The NEL was the worst possible option. The amount of traffic it would dump onto the Eastern Freeway is obvious by the fact that the plans call for the freeway to be 12 lanes. Had it run from Eastlink before the tunnels to the current Ring Road terminus it would not require any work on the Eastern and it would leave the centre median available for a heavy rail solution.
As for your semis trundling down suburban roads, had rail remained the carrier of choice for all long haul freight (with trucks only for the last mile), there would have been no Francis Streets. But that's a failure for another discussion.
It's a myth that rail ever was or could be the "carrier of choice" for the low volumes and short distances of freight available in Victoria. For the first part of the railways' existence in this state they were valuable to the freight task simply because there was no other method of reliable overland transport. By the 1940s (probably even earlier) it was clear that road transport was at least as reliable as rail, if not more so, with the advent of better road construction and more powerful trucks. Moreover, it can be seen from VR Annual Reports of this era that the Commissioners were well aware that road transport was economically competitive as well. The only reason rail remained well-used for small volume freight over the next 30 or so years was a combination of direct regulation and rail subsidy.
At several points through the 70s and 80s, ideological decisions were taken to remove these incentives to use rail. You can argue black and blue about whether this was a sensible idea, but it had very much the desired effect of killing off unprofitable (in the traditional sense) freight rail, to the point where Freight Australia turned a profit shortly after taking over V/Line Freight.
The only way rail will again be used in any large-scale manner for the kind of small-volume freight that is the major contributor to "trucks on suburban streets" is by reintroducing subsidies and direct regulation.

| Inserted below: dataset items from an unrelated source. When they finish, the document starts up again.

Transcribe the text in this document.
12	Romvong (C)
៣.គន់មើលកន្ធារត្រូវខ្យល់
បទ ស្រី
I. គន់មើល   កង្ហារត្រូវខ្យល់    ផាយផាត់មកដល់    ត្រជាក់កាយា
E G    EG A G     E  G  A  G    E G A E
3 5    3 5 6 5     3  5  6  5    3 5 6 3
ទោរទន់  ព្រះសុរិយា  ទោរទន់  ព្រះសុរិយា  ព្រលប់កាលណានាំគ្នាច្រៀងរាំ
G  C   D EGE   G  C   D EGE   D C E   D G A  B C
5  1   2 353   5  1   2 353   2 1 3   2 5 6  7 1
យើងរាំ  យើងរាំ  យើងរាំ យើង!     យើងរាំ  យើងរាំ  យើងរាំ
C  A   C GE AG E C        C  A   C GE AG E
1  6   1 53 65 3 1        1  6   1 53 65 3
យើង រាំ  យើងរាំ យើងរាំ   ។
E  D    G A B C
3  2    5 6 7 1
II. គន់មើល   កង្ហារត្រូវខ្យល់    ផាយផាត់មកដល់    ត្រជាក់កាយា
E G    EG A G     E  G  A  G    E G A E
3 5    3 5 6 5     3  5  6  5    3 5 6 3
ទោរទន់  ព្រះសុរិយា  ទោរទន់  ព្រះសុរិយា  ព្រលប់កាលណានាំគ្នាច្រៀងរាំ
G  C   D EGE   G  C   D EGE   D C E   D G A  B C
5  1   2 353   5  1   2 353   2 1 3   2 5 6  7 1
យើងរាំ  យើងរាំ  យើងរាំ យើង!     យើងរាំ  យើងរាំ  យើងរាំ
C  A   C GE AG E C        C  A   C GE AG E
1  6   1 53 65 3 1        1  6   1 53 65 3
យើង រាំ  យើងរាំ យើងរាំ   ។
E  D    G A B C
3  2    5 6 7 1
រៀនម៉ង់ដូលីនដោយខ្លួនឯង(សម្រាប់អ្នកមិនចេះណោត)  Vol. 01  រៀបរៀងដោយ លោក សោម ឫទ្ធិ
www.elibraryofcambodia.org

Again, this would be an ideological decision prioritising social and environmental benefits, but it would also have to be economically justifiable by reducing congestion. Certainly there is no real appetite for this kind of thing at the moment from either side of politics.
Returning closer to the scope of this discussion, the NEL business case assessed freight rail investment as an alternative. The specific projects envisaged were additional freight capacity through Craigieburn and intermodal freight terminals, and a spur line from the Hurstbridge line to LaTrobe NEIC. It is profoundly obvious that this option was not meant to succeed, given it was costed at $60-$75 BILLION (yes, really) with operational costs of $2 billion p/a. Yes, really. V/Line currently maintains 3200km of track and runs passenger services on a $600m budget, and the road lobby would have you believe running a couple of intermodals would cost three times that.
What's quite amusing is that despite this absurdity the rail investment was comfortably the second-best outcome of the options presented, and, given that the business case was never intended to make a finding against the NEL, we can assume a sensible freight rail investment would probably have obviated the need for the project altogether.
And the take-home lesson? They didn't even consider Doncaster rail, probably because it's a boondoggle.